Complications of Paravalvular Leak Closure
Percutaneous PVL closure in trained centres has demonstrated good efficacy and safety. It is important in the performance of these procedures, to be aware of the potential complications in order to plan accordingly.
The atrioventricular node is situated at the junction of the interatrial septum and the interventricular septum. Therefore, closure of PVLs close to this position can be complicated by complete heart block at the time of device implantation. Pre-emptive temporary pacemaker placement may be reasonable in such cases.
Care must be taken to observe mechanical valve function fluoroscopically and by echocardiography to assure that the PVL closure device does not produce valve dysfunction prior to release. In our experience, it is rare that PVL closure cannot be completed due to valve interference, though attempt at different devices and sizes may be necessary for a successful procedure.

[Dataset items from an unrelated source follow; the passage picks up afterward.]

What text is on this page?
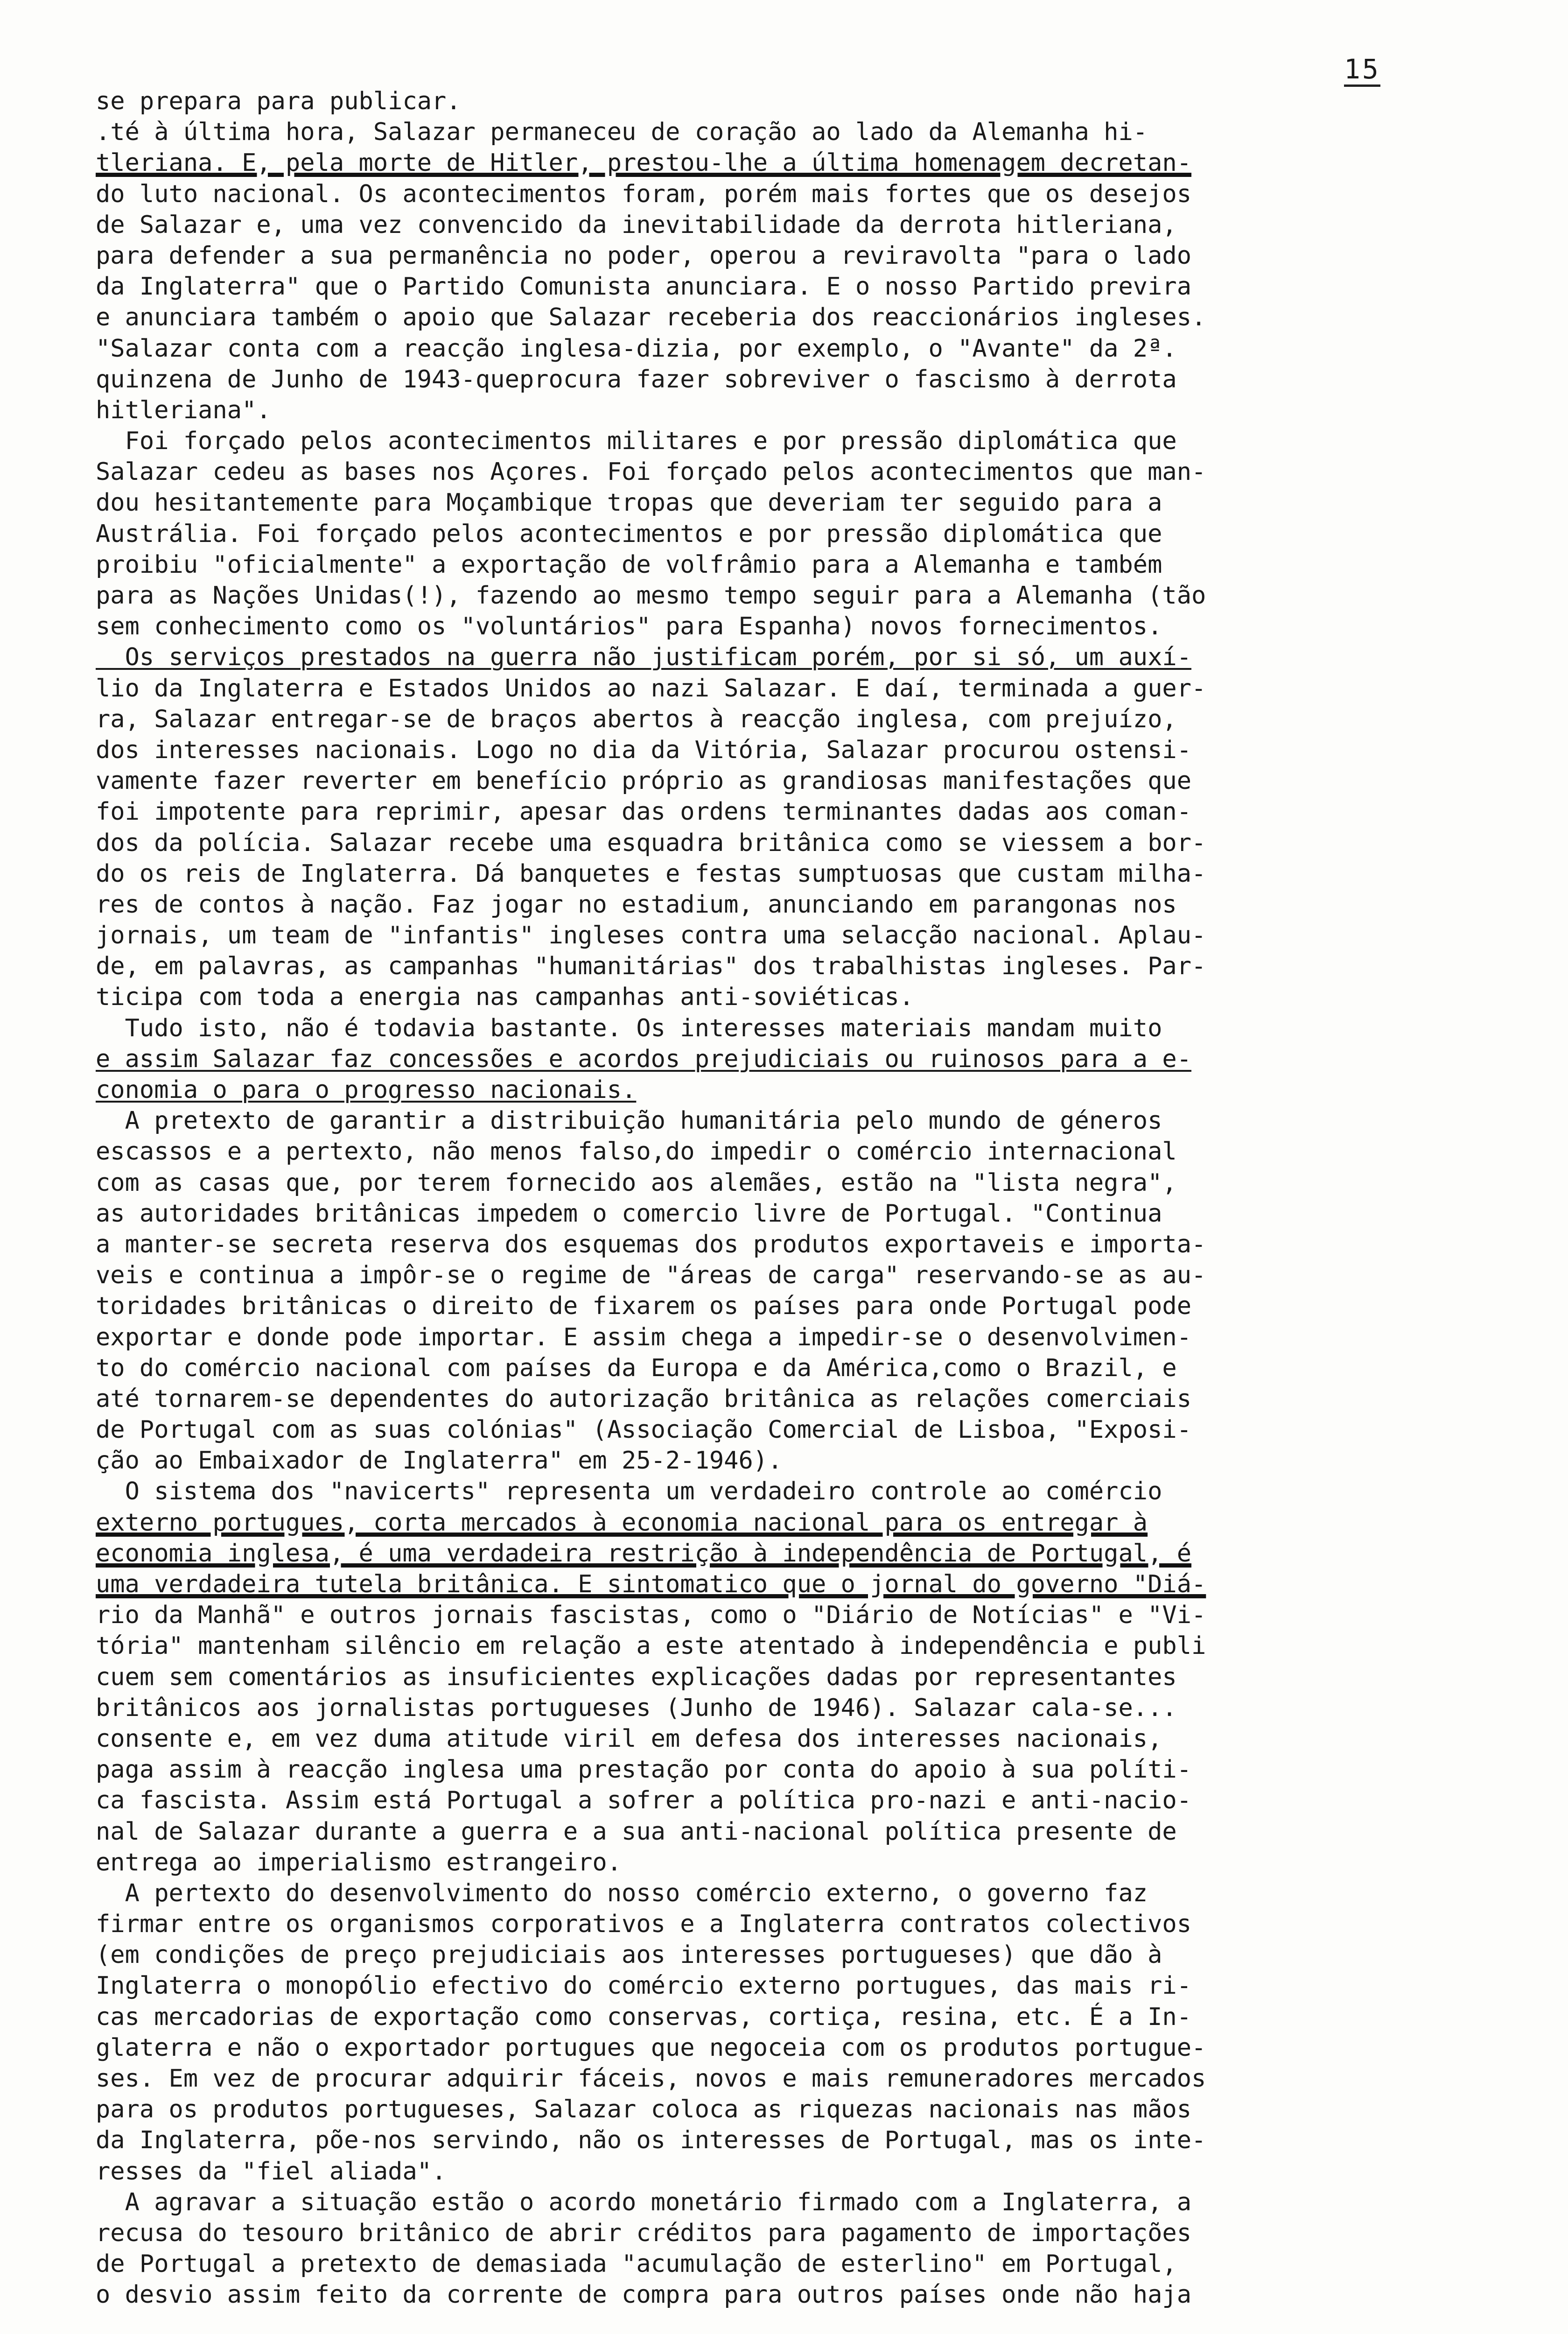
15
se prepara para publicar.
.té à última hora, Salazar permaneceu de coração ao lado da Alemanha hi-
tleriana. E, pela morte de Hitler, prestou-lhe a última homenagem decretan-
do luto nacional. Os acontecimentos foram, porém mais fortes que os desejos
de Salazar e, uma vez convencido da inevitabilidade da derrota hitleriana,
para defender a sua permanência no poder, operou a reviravolta "para o lado
da Inglaterra" que o Partido Comunista anunciara. E o nosso Partido previra
e anunciara também o apoio que Salazar receberia dos reaccionários ingleses.
"Salazar conta com a reacção inglesa-dizia, por exemplo, o "Avante" da 2ª.
quinzena de Junho de 1943-queprocura fazer sobreviver o fascismo à derrota
hitleriana".
Foi forçado pelos acontecimentos militares e por pressão diplomática que
Salazar cedeu as bases nos Açores. Foi forçado pelos acontecimentos que man-
dou hesitantemente para Moçambique tropas que deveriam ter seguido para a
Austrália. Foi forçado pelos acontecimentos e por pressão diplomática que
proibiu "oficialmente" a exportação de volfrâmio para a Alemanha e também
para as Nações Unidas(!), fazendo ao mesmo tempo seguir para a Alemanha (tão
sem conhecimento como os "voluntários" para Espanha) novos fornecimentos.
Os serviços prestados na guerra não justificam porém, por si só, um auxí-
lio da Inglaterra e Estados Unidos ao nazi Salazar. E daí, terminada a guer-
ra, Salazar entregar-se de braços abertos à reacção inglesa, com prejuízo,
dos interesses nacionais. Logo no dia da Vitória, Salazar procurou ostensi-
vamente fazer reverter em benefício próprio as grandiosas manifestações que
foi impotente para reprimir, apesar das ordens terminantes dadas aos coman-
dos da polícia. Salazar recebe uma esquadra britânica como se viessem a bor-
do os reis de Inglaterra. Dá banquetes e festas sumptuosas que custam milha-
res de contos à nação. Faz jogar no estadium, anunciando em parangonas nos
jornais, um team de "infantis" ingleses contra uma selacção nacional. Aplau-
de, em palavras, as campanhas "humanitárias" dos trabalhistas ingleses. Par-
ticipa com toda a energia nas campanhas anti-soviéticas.
Tudo isto, não é todavia bastante. Os interesses materiais mandam muito
e assim Salazar faz concessões e acordos prejudiciais ou ruinosos para a e-
conomia o para o progresso nacionais.
A pretexto de garantir a distribuição humanitária pelo mundo de géneros
escassos e a pertexto, não menos falso,do impedir o comércio internacional
com as casas que, por terem fornecido aos alemães, estão na "lista negra",
as autoridades britânicas impedem o comercio livre de Portugal. "Continua
a manter-se secreta reserva dos esquemas dos produtos exportaveis e importa-
veis e continua a impôr-se o regime de "áreas de carga" reservando-se as au-
toridades britânicas o direito de fixarem os países para onde Portugal pode
exportar e donde pode importar. E assim chega a impedir-se o desenvolvimen-
to do comércio nacional com países da Europa e da América,como o Brazil, e
até tornarem-se dependentes do autorização britânica as relações comerciais
de Portugal com as suas colónias" (Associação Comercial de Lisboa, "Exposi-
ção ao Embaixador de Inglaterra" em 25-2-1946).
O sistema dos "navicerts" representa um verdadeiro controle ao comércio
externo portugues, corta mercados à economia nacional para os entregar à
economia inglesa, é uma verdadeira restrição à independência de Portugal, é
uma verdadeira tutela britânica. E sintomatico que o jornal do governo "Diá-
rio da Manhã" e outros jornais fascistas, como o "Diário de Notícias" e "Vi-
tória" mantenham silêncio em relação a este atentado à independência e publi
cuem sem comentários as insuficientes explicações dadas por representantes
britânicos aos jornalistas portugueses (Junho de 1946). Salazar cala-se...
consente e, em vez duma atitude viril em defesa dos interesses nacionais,
paga assim à reacção inglesa uma prestação por conta do apoio à sua políti-
ca fascista. Assim está Portugal a sofrer a política pro-nazi e anti-nacio-
nal de Salazar durante a guerra e a sua anti-nacional política presente de
entrega ao imperialismo estrangeiro.
A pertexto do desenvolvimento do nosso comércio externo, o governo faz
firmar entre os organismos corporativos e a Inglaterra contratos colectivos
(em condições de preço prejudiciais aos interesses portugueses) que dão à
Inglaterra o monopólio efectivo do comércio externo portugues, das mais ri-
cas mercadorias de exportação como conservas, cortiça, resina, etc. É a In-
glaterra e não o exportador portugues que negoceia com os produtos portugue-
ses. Em vez de procurar adquirir fáceis, novos e mais remuneradores mercados
para os produtos portugueses, Salazar coloca as riquezas nacionais nas mãos
da Inglaterra, põe-nos servindo, não os interesses de Portugal, mas os inte-
resses da "fiel aliada".
A agravar a situação estão o acordo monetário firmado com a Inglaterra, a
recusa do tesouro britânico de abrir créditos para pagamento de importações
de Portugal a pretexto de demasiada "acumulação de esterlino" em Portugal,
o desvio assim feito da corrente de compra para outros países onde não haja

In patients for aortic PVL, proximity to the native right and left coronary arteries should be considered, along with the relative size of the aortic sinus. In some cases, it is helpful to take an aortic root angiogram to further define this space prior to the placement of a PVL closure device.
Embolisation of the occluder devices has been reported in <1 % to 5 % of large series’.10,13 A sudden change in symptoms or atrial or ventricular ectopy may be early clues to device embolisation. When it does occur, percutaneous retrieval is usually performed successfully using snare devices and/or bioptomes. Alternatively, if the device is permanently lodged within the LV without significant risk for further mobilisation, consideration can be given to leaving it in place with monitoring by CT or echocardiography during follow-up.10 Echocardiographic follow-up is also important to reassess device placement and integrity of the valve itself as further valve dehiscence over time has been reported.
Patients with cardiac valve replacement may suffer from PVL in the acute, subacute or chronic phases after cardiac surgery. These patients present most commonly with CHF, though a significant number also have debilitating haemolysis. As surgical reoperation carries great risk and chance for PVL recurrence, percutaneous strategies have been developed. These therapies are gaining favour as operators trained in structural cardiac intervention have developed a greater understanding of this procedure and made significant improvements in technique. While no specific trials of percutaneous versus surgical closure exist, many high-volume interventional centres have been taking care of larger numbers of these patients, and consideration may be given to the percutaneous approach as the first-line treatment strategy in carefully selected patients.